GOVERNMENT-BAILED out toll motorways will be free of charge to use from midnight tomorrow (Monday) every night until 06.00 in the morning, as the ministry of public works confirmed towards the end of 2018.
From 06.01 on Tuesday morning (January 15), toll prices on these motorways will be 30% lower.
Spain's previous government began the process of 'buying back' motorways run by ailing toll companies, and the new socialist cabinet, which came into power in June, continued to see the plan through.

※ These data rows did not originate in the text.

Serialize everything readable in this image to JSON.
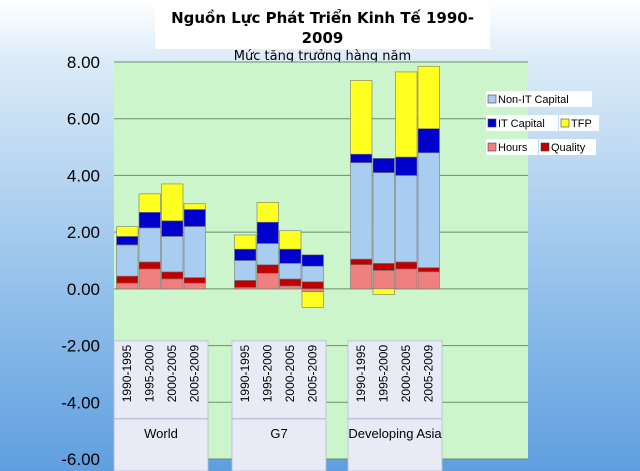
{
  "title": "Nguồn Lực Phát Triển Kinh Tế 1990-2009",
  "subtitle": "Mức tăng trưởng hàng năm",
  "chart_data": {
    "type": "bar",
    "stacked": true,
    "ylim": [
      -6,
      8
    ],
    "yticks": [
      "8.00",
      "6.00",
      "4.00",
      "2.00",
      "0.00",
      "-2.00",
      "-4.00",
      "-6.00"
    ],
    "groups": [
      {
        "name": "World",
        "periods": [
          "1990-1995",
          "1995-2000",
          "2000-2005",
          "2005-2009"
        ]
      },
      {
        "name": "G7",
        "periods": [
          "1990-1995",
          "1995-2000",
          "2000-2005",
          "2005-2009"
        ]
      },
      {
        "name": "Developing Asia",
        "periods": [
          "1990-1995",
          "1995-2000",
          "2000-2005",
          "2005-2009"
        ]
      }
    ],
    "series": [
      {
        "name": "Hours",
        "color": "#f08080",
        "values": [
          0.2,
          0.7,
          0.35,
          0.2,
          0.05,
          0.55,
          0.1,
          -0.1,
          0.85,
          0.65,
          0.7,
          0.6
        ]
      },
      {
        "name": "Quality",
        "color": "#c00000",
        "values": [
          0.25,
          0.25,
          0.25,
          0.2,
          0.25,
          0.3,
          0.25,
          0.25,
          0.2,
          0.25,
          0.25,
          0.15
        ]
      },
      {
        "name": "Non-IT Capital",
        "color": "#a8cdf0",
        "values": [
          1.1,
          1.2,
          1.25,
          1.8,
          0.7,
          0.75,
          0.55,
          0.55,
          3.4,
          3.2,
          3.05,
          4.05
        ]
      },
      {
        "name": "IT Capital",
        "color": "#0000cc",
        "values": [
          0.3,
          0.55,
          0.55,
          0.6,
          0.4,
          0.75,
          0.5,
          0.4,
          0.3,
          0.5,
          0.65,
          0.85
        ]
      },
      {
        "name": "TFP",
        "color": "#ffff20",
        "values": [
          0.35,
          0.65,
          1.3,
          0.2,
          0.5,
          0.7,
          0.65,
          -0.55,
          2.6,
          -0.2,
          3.0,
          2.2
        ]
      }
    ],
    "legend": [
      "Non-IT Capital",
      "IT Capital",
      "TFP",
      "Hours",
      "Quality"
    ]
  }
}
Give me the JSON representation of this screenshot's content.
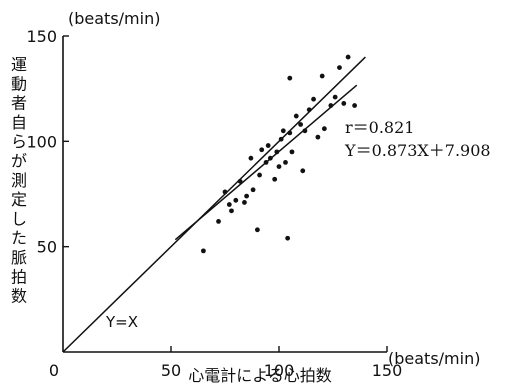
{
  "chart_data": {
    "type": "scatter",
    "title": "",
    "xlabel": "心電計による心拍数",
    "ylabel": "運動者自らが測定した脈拍数",
    "x_unit": "(beats/min)",
    "y_unit": "(beats/min)",
    "xlim": [
      0,
      150
    ],
    "ylim": [
      0,
      150
    ],
    "x_ticks": [
      "0",
      "50",
      "100",
      "150"
    ],
    "y_ticks": [
      "50",
      "100",
      "150"
    ],
    "points": [
      {
        "x": 65,
        "y": 48
      },
      {
        "x": 72,
        "y": 62
      },
      {
        "x": 75,
        "y": 76
      },
      {
        "x": 77,
        "y": 70
      },
      {
        "x": 78,
        "y": 67
      },
      {
        "x": 80,
        "y": 72
      },
      {
        "x": 82,
        "y": 81
      },
      {
        "x": 84,
        "y": 71
      },
      {
        "x": 85,
        "y": 74
      },
      {
        "x": 87,
        "y": 92
      },
      {
        "x": 88,
        "y": 77
      },
      {
        "x": 90,
        "y": 58
      },
      {
        "x": 91,
        "y": 84
      },
      {
        "x": 92,
        "y": 96
      },
      {
        "x": 94,
        "y": 90
      },
      {
        "x": 95,
        "y": 98
      },
      {
        "x": 96,
        "y": 92
      },
      {
        "x": 98,
        "y": 82
      },
      {
        "x": 99,
        "y": 95
      },
      {
        "x": 100,
        "y": 88
      },
      {
        "x": 101,
        "y": 101
      },
      {
        "x": 102,
        "y": 105
      },
      {
        "x": 103,
        "y": 90
      },
      {
        "x": 104,
        "y": 54
      },
      {
        "x": 105,
        "y": 104
      },
      {
        "x": 105,
        "y": 130
      },
      {
        "x": 106,
        "y": 95
      },
      {
        "x": 108,
        "y": 112
      },
      {
        "x": 110,
        "y": 108
      },
      {
        "x": 111,
        "y": 86
      },
      {
        "x": 112,
        "y": 105
      },
      {
        "x": 114,
        "y": 115
      },
      {
        "x": 116,
        "y": 120
      },
      {
        "x": 118,
        "y": 102
      },
      {
        "x": 120,
        "y": 131
      },
      {
        "x": 121,
        "y": 106
      },
      {
        "x": 124,
        "y": 117
      },
      {
        "x": 126,
        "y": 121
      },
      {
        "x": 128,
        "y": 135
      },
      {
        "x": 130,
        "y": 118
      },
      {
        "x": 132,
        "y": 140
      },
      {
        "x": 135,
        "y": 117
      }
    ],
    "identity_line": {
      "label": "Y=X",
      "from": [
        0,
        0
      ],
      "to": [
        140,
        140
      ]
    },
    "regression_line": {
      "slope": 0.873,
      "intercept": 7.908,
      "x_range": [
        52,
        136
      ],
      "r_text": "r＝0.821",
      "equation_text": "Y＝0.873X＋7.908"
    }
  }
}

Both governments had announced buy-backs and non-renewals when toll company franchises on most of Spain's pay-per-use motorways expired, with the next ready for de-privatisation being the AP-7 between Silla, just south of Valencia, and San Juan, a few kilometres north of Alicante, on January 1, 2020.

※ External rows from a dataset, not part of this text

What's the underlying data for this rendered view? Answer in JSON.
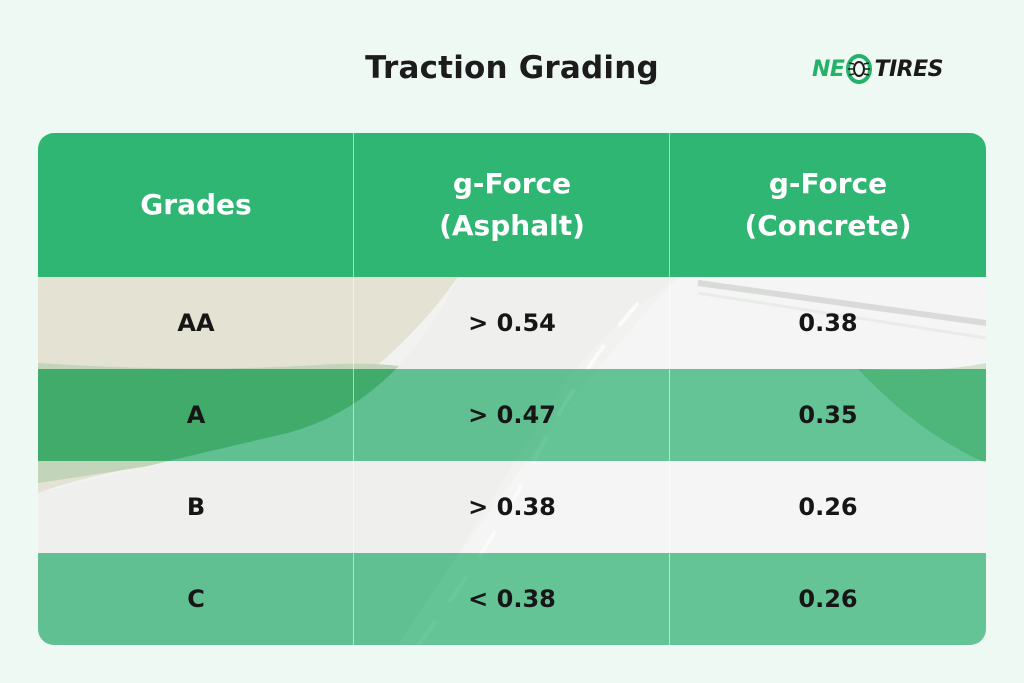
{
  "title": "Traction Grading",
  "logo": {
    "part1": "NE",
    "part2": "TIRES",
    "icon": "tire-icon"
  },
  "table": {
    "headers": [
      {
        "line1": "Grades",
        "line2": ""
      },
      {
        "line1": "g-Force",
        "line2": "(Asphalt)"
      },
      {
        "line1": "g-Force",
        "line2": "(Concrete)"
      }
    ],
    "rows": [
      {
        "grade": "AA",
        "asphalt": "> 0.54",
        "concrete": "0.38"
      },
      {
        "grade": "A",
        "asphalt": "> 0.47",
        "concrete": "0.35"
      },
      {
        "grade": "B",
        "asphalt": "> 0.38",
        "concrete": "0.26"
      },
      {
        "grade": "C",
        "asphalt": "< 0.38",
        "concrete": "0.26"
      }
    ]
  },
  "colors": {
    "accent": "#2fb673",
    "background": "#eff9f3",
    "text": "#161616"
  }
}
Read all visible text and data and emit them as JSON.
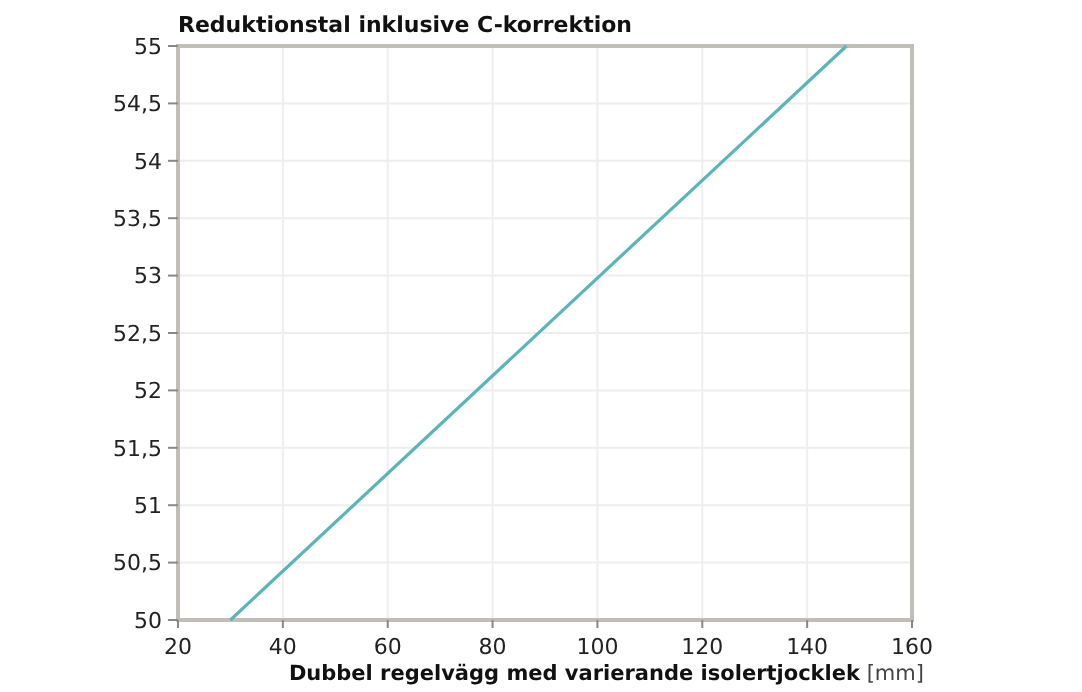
{
  "chart_data": {
    "type": "line",
    "title": "Reduktionstal inklusive C-korrektion",
    "xlabel": "Dubbel regelvägg med varierande isolertjocklek [mm]",
    "series": [
      {
        "color": "#5bb5b8",
        "x": [
          30,
          147.5
        ],
        "values": [
          50,
          55
        ]
      }
    ],
    "xlim": [
      20,
      160
    ],
    "xticks": [
      20,
      40,
      60,
      80,
      100,
      120,
      140,
      160
    ],
    "ylim": [
      50,
      55
    ],
    "yticks": [
      50,
      {
        "value": 50.5,
        "label": "50,5"
      },
      51,
      {
        "value": 51.5,
        "label": "51,5"
      },
      52,
      {
        "value": 52.5,
        "label": "52,5"
      },
      53,
      {
        "value": 53.5,
        "label": "53,5"
      },
      54,
      {
        "value": 54.5,
        "label": "54,5"
      },
      55
    ],
    "grid": true,
    "marker": "none",
    "line_style": "solid"
  }
}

From midnight on Monday, the AP-7 Alicante ring-road and, a few kilometres further south, between Cartagena (Murcia) and Vera (Almería) will be free of charge overnight and 30% cheaper by day, along with the AP-36 through Castilla-La Mancha, between Ocaña (Toledo province) and La Roda (Albacete province), the M-12 between Madrid city and the airport, and four of the outer Madrid link roads or 'radial' highways.
The 'radial' roads connect the capital city to motorways heading in all directions across the country – the R-3 joins the A-3 Valencia trunk road at Arganda del Rey; the R-4 connects to the A-4 Cádiz motorway at Ocaña; the R-5 links to the westbound A-5 referred to as the 'Extremadura motorway', at Navalcarnero, and the R-2 merges into the A-2 Zaragoza motorway at Guadalajara (Castilla-La Mancha).